Red notice dari Interpol atas nama Djoko Tjandra terbit pada 10 Juli 2009.
Pada 5 Mei 2020, Sekretaris NCB Interpol Indonesia memberitahukan bahwa red notice atas nama Djoko Tjandra telah terhapus dari sistem basis data sejak tahun 2014.
Ditjen Imigrasi menindaklanjuti hal itu dengan menghapus nama Djoko Tjandra dari sistem perlintasan pada 13 Mei 2020.
Kemudian pada 27 Juni 2020, Kejaksaan Agung meminta Djoko Tjandra dimasukkan dalam daftar pencarian orang (DPO).
Ditjen Imigrasi pun memasukkan kembali nama Djoko Tjandra ke dalam sistem data perlintasan dengan status DPO.
Neta pun membeberkan, infirmasi pekerjaan Joko Tjandra sebagai Konsultan Bareskrim Polri. “Pantas saja dia mendapat keistimewaan luar biasa dan “karpet merah” oleh institusi Polri yang seharusnya menangkapnya,” sebutnya.
Hal tersebut menurutnya terungkap dalam Surat Keterangan Pemeriksaan Covid 19 Pusat Kedokteran dan Kesehatan (Pusdokkes) Polri No: Sket Covid – 19/1561/VI/2020/Setkes tgl 19 Juni 2020 yang ditandatangani dr Hambektanuhita dari Pusdokkes. “Sangat ironis seorang buronan yang paling dicari bangsa Indonesia bukannya ditangkap Bareskrim Polri tapi malah dijadikan konsultan, dengan alamat juga di kantor Bareskrim di Jl Turonojoyo No 3 Kebayoran Baru Jakarta Selatan. Sungguh luar biasa kinerja Bareskrim Polri ini,” tulisnya dalam siaran pers.

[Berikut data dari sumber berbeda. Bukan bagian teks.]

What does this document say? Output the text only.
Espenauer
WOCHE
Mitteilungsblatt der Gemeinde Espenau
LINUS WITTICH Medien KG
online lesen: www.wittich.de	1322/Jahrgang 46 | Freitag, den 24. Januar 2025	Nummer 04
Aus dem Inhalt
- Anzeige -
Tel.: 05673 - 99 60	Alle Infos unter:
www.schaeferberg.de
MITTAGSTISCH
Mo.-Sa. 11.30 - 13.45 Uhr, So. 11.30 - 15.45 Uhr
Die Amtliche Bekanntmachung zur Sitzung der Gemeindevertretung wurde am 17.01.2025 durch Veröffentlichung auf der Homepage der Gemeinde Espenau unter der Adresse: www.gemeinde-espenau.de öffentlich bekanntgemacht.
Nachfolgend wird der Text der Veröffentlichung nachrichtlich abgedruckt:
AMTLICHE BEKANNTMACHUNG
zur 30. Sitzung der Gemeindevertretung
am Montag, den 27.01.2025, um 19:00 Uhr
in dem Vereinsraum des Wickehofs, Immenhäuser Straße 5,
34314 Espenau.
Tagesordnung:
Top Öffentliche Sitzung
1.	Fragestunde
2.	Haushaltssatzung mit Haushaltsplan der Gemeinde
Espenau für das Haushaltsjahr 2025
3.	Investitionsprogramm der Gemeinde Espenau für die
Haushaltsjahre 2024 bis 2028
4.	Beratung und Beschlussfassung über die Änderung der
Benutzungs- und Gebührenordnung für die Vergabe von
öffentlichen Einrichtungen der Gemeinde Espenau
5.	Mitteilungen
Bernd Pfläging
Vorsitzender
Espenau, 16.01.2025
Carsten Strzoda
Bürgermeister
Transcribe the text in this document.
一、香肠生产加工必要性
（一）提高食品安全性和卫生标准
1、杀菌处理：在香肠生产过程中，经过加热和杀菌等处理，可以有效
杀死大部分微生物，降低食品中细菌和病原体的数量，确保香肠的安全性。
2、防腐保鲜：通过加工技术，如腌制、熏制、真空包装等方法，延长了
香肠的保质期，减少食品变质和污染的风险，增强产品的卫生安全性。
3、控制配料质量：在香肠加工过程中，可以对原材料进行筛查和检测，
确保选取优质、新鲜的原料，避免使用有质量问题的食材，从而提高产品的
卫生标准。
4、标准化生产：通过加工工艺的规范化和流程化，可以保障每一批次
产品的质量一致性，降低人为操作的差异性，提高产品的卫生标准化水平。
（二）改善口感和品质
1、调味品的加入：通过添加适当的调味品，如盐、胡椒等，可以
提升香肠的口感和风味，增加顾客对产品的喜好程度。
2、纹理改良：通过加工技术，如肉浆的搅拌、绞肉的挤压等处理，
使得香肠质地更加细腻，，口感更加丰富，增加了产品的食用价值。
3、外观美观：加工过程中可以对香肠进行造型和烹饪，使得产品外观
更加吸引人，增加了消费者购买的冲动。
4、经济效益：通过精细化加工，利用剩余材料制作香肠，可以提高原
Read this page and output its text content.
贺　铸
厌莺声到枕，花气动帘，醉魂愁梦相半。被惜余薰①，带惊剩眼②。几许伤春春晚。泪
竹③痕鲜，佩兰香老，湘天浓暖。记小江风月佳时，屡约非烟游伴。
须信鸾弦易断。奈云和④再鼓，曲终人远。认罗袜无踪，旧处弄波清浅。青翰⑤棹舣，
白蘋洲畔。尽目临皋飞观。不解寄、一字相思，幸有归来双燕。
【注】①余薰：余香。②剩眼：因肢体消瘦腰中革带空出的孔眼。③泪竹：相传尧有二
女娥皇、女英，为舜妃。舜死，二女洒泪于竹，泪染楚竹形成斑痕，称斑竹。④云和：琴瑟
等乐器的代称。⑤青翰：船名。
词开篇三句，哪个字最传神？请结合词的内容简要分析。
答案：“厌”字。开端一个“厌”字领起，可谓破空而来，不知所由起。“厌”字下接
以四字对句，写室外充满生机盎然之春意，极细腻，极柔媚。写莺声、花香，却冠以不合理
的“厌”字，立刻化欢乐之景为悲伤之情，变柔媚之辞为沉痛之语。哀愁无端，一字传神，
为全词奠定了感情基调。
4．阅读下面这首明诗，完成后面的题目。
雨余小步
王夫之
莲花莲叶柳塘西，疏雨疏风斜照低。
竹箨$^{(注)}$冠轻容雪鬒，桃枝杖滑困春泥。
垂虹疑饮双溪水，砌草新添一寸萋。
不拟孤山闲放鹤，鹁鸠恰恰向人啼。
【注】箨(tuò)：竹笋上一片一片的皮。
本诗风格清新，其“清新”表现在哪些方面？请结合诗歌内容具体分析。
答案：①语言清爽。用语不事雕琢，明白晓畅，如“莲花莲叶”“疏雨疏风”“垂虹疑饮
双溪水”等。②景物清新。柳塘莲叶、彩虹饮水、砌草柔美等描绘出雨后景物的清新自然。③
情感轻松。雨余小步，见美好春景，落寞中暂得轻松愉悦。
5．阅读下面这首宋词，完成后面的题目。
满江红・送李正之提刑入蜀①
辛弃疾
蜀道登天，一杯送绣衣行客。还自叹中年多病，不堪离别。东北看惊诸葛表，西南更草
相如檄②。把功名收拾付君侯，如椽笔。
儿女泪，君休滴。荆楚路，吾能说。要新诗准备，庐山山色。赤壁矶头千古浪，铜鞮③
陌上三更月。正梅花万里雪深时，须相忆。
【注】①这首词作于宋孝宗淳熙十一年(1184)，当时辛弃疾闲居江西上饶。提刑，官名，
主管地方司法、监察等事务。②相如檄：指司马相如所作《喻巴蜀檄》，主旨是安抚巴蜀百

Dari informasi yang diperoleh IPW saat ini, Joko Tjandra bahkan sudah berada di apartemennya di lantai 106 Apartement Exchange Kualalumpur, Malaysia. Joko Tjandra bersama dua orang lain kabur dengan jet pribadi yang diduga dari Halim Perdana Kusumah Jakarta langsung menuju Kuala Lumpur pada akhir Juni. Saat hendak naik ke atas jet pribadi tersebut, menurut Neta, ketiganya sempat berselfi ria dengan menunjukkan vis (simbol dua jari).
Dia menenambahkan, kesimpulan IPW menyatakan hal tersebut bukanlah akibat ulah pribadi dari oknum jenderal polisi di Bareskrim saja, seperti yang dikatakan Humas Polri.. “Tetapi hal ini akibat adalah persekongkolan jahat para jenderal polisi untuk melindungi dan memberi keistimewaan pada buronan kelas kakap yang paling dicari Bangsa Indonesia itu. Apakah persekongkolan jahat ini bisa dibongkar dan diusut tuntas, IPW tidak yakin,” tutup dia.